O papel da tristeza
Postado em 17 Jul 2017 18 51 Textos Anteriores











As aflições mentais não têm existência  
inerente. Surgem e se sustentam sobre  
conceitos que sobrepomos à realidade  


por JOMAR MORAIS


Não é fácil escrever sobre a importância da tristeza quando os valores correntes nos induzem a exorcizar – e não a compreender - esse sentimento cada vez mais presente na experiência humana. A noção equivocada de que a felicidade é inseparável da euforia – um estado enganoso que não expressa as condições objetivas do corpo e da alma – levou-nos ao esforço insano de evitá-la por todos os meios, mesmo que estes sejam as drogas da indústria farmacêutica, as dos fabricantes de bebidas ou a dos traficantes fora da lei. 

Mas o que dona tristeza tem a nos dizer? Que recado nos traz das zonas profundas do ser, o porão da alma raramente visitado? A sabedoria ancestral e a psicologia advertem-nos de que tapar nossos ouvidos à sua mensagem pode ser uma atitude contra a vida e o crescimento pessoal.

Uma história da tradição judaica, narrada por Nilton Bonder em seu livro “A Arte de Salvar” ajuda-nos a refletir sobre as possibilidades de encarar a tristeza e ter proveito desse encontro:

“Reb Leib de Lantzut era um abastado mercador, também versado na Torá. Aconteceu que ele perdeu sua fortuna do dia para a noite e ficou em estado de miséria. Apesar disso, parecia não estar nem um pouco incomodado e passava seu tempo estudando. Sua mulher perguntou-lhe: 'Como é possível que você não esteja triste ou ansioso?' Reb Leib respondeu: 'Deus me deu uma boa cabeça, que pensa rápido. A preocupação e a tristeza que outros processariam em um ano eu processei em um único momento'”.
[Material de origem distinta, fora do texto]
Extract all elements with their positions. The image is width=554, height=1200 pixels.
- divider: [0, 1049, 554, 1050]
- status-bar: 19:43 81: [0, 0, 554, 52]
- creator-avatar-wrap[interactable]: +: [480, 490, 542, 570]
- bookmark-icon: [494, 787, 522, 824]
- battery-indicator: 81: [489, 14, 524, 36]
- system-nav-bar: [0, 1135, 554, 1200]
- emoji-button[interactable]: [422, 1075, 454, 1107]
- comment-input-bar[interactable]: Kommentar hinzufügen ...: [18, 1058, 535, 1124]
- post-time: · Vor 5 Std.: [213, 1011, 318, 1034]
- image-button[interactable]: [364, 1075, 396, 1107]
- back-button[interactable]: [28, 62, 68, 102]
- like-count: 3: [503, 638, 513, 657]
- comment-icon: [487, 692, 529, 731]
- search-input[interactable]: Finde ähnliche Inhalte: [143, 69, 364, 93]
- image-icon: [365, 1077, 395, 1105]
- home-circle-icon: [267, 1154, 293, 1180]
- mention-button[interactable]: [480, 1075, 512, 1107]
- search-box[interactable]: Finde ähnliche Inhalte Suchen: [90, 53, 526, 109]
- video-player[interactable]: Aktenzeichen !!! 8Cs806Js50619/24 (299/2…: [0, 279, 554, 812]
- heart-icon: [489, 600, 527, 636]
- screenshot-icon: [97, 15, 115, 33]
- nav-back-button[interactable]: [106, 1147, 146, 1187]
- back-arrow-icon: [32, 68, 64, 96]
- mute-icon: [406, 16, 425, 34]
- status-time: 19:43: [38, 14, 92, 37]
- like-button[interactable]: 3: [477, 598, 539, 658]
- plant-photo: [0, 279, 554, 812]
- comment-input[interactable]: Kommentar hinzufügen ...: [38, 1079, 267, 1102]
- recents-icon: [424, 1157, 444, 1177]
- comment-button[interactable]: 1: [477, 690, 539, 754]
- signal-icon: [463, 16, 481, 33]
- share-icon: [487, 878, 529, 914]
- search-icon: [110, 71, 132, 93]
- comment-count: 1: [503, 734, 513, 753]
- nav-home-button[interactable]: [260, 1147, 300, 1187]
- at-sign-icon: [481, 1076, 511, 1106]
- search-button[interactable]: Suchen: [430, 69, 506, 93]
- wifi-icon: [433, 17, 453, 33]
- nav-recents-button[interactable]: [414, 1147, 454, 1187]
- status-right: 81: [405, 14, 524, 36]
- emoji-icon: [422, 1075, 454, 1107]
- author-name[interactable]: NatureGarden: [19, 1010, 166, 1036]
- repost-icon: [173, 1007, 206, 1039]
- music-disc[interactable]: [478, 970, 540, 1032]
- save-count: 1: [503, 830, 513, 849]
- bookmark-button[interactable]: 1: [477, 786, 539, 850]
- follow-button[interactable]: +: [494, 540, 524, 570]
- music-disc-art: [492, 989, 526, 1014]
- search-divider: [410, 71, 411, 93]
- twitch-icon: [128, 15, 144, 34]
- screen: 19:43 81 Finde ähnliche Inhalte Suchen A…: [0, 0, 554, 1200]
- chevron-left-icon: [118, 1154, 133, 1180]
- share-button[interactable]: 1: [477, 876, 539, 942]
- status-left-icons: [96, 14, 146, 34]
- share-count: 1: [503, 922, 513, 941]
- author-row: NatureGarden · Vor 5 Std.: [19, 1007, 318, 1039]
Ou seja, Reb Leib não recusou a tristeza, tentando escapar pela porta dos fundos, mas, de pronto, abraçou-a, ouviu-lhe a mensagem e ficou sabendo o que a vida lhe pedia.
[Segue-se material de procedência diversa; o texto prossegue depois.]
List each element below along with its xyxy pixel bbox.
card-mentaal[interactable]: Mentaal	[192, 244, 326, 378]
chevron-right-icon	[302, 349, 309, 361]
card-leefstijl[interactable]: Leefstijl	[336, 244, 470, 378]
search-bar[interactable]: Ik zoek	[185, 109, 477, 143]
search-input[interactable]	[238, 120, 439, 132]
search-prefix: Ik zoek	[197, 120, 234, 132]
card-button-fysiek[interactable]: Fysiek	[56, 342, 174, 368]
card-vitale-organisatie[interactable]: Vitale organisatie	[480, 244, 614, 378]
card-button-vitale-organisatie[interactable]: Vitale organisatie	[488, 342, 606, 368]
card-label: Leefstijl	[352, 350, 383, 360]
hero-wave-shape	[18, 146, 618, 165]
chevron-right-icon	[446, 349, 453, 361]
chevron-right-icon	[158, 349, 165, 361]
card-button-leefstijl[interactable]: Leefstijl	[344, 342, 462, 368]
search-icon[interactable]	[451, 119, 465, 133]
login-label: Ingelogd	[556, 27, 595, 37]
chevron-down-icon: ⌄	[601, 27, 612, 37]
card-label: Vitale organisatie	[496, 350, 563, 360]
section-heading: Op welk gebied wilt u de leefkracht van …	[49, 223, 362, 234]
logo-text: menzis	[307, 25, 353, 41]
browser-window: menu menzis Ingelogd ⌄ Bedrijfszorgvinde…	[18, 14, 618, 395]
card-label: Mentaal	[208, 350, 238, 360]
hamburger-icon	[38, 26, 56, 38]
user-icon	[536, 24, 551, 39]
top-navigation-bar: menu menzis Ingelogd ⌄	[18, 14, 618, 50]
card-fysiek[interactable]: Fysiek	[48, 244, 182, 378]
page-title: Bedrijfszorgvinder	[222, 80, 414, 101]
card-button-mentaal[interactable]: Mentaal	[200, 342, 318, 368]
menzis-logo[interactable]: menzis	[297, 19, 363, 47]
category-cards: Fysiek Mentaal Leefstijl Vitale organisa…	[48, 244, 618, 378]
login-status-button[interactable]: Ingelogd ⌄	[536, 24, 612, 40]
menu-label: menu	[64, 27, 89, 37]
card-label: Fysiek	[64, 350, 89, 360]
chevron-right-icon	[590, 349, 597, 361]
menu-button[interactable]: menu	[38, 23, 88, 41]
Do ponto de vista materialista e hedonista da maioria, isso seria transitar na contramão da lógica usual – a do embate contra tudo o que se oponha aos nossos desejos ou aos padrões a que estamos agarrados. “Quem precisa da realidade quando pode se divertir?”, diria Alan Wallace, ex-monge budista que, como Bonder, tem um olhar heterodoxo sobre a tristeza, exposto em seu excelente “Felicidade Genuína – A Meditação como o Caminho para a Realização”. A felicidade, lembra Wallace, só pode ser encontrada se estivermos presentes em nossa vida diária, nunca por meio da distração. “As qualidades de virtude, felicidade e compreensão da realidade como ela é estão profundamente inter-relacionadas”.
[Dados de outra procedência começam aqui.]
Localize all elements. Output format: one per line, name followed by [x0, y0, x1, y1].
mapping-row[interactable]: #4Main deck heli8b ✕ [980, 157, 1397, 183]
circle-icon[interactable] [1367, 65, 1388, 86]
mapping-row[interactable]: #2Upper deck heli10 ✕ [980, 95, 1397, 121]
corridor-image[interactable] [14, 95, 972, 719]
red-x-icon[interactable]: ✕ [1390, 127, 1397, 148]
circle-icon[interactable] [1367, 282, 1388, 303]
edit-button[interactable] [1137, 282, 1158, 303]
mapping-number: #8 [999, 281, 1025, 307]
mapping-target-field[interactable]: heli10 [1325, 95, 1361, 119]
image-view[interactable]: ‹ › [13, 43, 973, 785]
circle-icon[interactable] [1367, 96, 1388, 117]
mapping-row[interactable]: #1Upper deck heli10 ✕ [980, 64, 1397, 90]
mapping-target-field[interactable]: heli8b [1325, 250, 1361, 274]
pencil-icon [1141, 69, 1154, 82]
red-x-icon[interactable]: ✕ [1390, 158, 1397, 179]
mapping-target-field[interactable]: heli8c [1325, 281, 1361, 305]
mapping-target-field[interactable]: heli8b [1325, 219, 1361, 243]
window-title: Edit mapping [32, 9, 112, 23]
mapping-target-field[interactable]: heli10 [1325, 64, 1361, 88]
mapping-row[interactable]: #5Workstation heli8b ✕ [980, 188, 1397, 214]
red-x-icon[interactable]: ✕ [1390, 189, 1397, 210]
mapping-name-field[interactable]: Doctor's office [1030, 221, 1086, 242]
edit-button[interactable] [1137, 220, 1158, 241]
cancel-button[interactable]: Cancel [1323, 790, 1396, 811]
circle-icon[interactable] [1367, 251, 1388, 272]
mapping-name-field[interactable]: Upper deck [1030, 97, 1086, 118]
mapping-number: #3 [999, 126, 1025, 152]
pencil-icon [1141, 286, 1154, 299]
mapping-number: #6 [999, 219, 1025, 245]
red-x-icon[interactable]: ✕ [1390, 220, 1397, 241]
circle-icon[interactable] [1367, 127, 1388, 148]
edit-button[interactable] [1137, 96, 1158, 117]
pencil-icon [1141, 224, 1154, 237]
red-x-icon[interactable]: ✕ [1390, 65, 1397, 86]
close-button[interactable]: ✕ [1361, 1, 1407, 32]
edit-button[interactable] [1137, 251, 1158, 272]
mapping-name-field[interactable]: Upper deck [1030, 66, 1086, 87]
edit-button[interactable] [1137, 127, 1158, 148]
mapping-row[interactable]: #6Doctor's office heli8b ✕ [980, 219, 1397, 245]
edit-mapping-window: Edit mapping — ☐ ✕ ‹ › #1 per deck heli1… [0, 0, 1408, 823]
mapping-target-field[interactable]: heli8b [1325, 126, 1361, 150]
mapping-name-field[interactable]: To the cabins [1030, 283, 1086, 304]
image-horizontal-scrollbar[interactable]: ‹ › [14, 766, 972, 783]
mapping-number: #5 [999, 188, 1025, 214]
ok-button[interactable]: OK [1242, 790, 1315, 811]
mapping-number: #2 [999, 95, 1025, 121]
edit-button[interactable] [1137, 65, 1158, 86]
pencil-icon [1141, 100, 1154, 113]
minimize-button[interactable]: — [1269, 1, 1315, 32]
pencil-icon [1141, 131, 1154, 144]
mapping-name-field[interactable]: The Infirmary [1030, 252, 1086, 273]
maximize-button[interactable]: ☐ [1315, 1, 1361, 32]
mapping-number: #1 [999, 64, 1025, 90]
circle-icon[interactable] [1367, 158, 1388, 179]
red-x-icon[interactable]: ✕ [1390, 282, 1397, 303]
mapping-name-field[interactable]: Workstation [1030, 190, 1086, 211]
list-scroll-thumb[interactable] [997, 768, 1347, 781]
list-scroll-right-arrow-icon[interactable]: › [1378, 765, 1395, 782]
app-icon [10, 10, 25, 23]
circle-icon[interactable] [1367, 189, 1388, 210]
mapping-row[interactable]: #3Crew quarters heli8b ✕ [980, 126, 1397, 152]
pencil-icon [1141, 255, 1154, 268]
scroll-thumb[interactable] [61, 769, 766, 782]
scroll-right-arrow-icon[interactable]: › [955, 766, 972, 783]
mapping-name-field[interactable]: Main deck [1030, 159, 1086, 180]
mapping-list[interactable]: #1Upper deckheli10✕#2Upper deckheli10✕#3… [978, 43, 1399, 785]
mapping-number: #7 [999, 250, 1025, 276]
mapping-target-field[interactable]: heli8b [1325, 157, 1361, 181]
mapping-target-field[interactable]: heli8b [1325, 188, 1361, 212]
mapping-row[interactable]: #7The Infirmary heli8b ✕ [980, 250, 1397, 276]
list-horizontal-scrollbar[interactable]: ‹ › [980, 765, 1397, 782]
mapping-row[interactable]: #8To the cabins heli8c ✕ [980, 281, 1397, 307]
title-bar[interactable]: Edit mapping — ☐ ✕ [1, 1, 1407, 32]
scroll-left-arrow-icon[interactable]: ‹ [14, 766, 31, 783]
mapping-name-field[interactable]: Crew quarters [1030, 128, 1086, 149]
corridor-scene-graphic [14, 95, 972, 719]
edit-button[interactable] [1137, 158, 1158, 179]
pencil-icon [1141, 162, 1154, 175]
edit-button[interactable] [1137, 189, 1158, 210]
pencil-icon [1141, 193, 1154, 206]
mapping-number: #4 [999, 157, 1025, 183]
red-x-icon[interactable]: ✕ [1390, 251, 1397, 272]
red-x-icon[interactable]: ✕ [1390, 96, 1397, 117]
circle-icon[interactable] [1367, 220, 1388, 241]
A observação da tristeza – e observar é a essência da meditação! – pode nos levar a muitos insights, alterando assim nossa compreensão da vida e o jeito de vivê-la. Ao refinarmos a prática, constataremos enfim que tudo é fluxo, surgindo e desaparecendo a cada momento, numa cadeia de causa e efeito.

As aflições mentais explícitas ou subjacentes, fonte de insatisfação, dor e sofrimento das quais a tristeza é mensageira, não têm existência inerente. Surgem e passam, sustentando-se temporariamente sobre o lastro conceitual que sobrepomos à realidade. 

Entender a natureza desses eventos é o passo fundamental para evitar que eles nos dirijam ou aprisionem.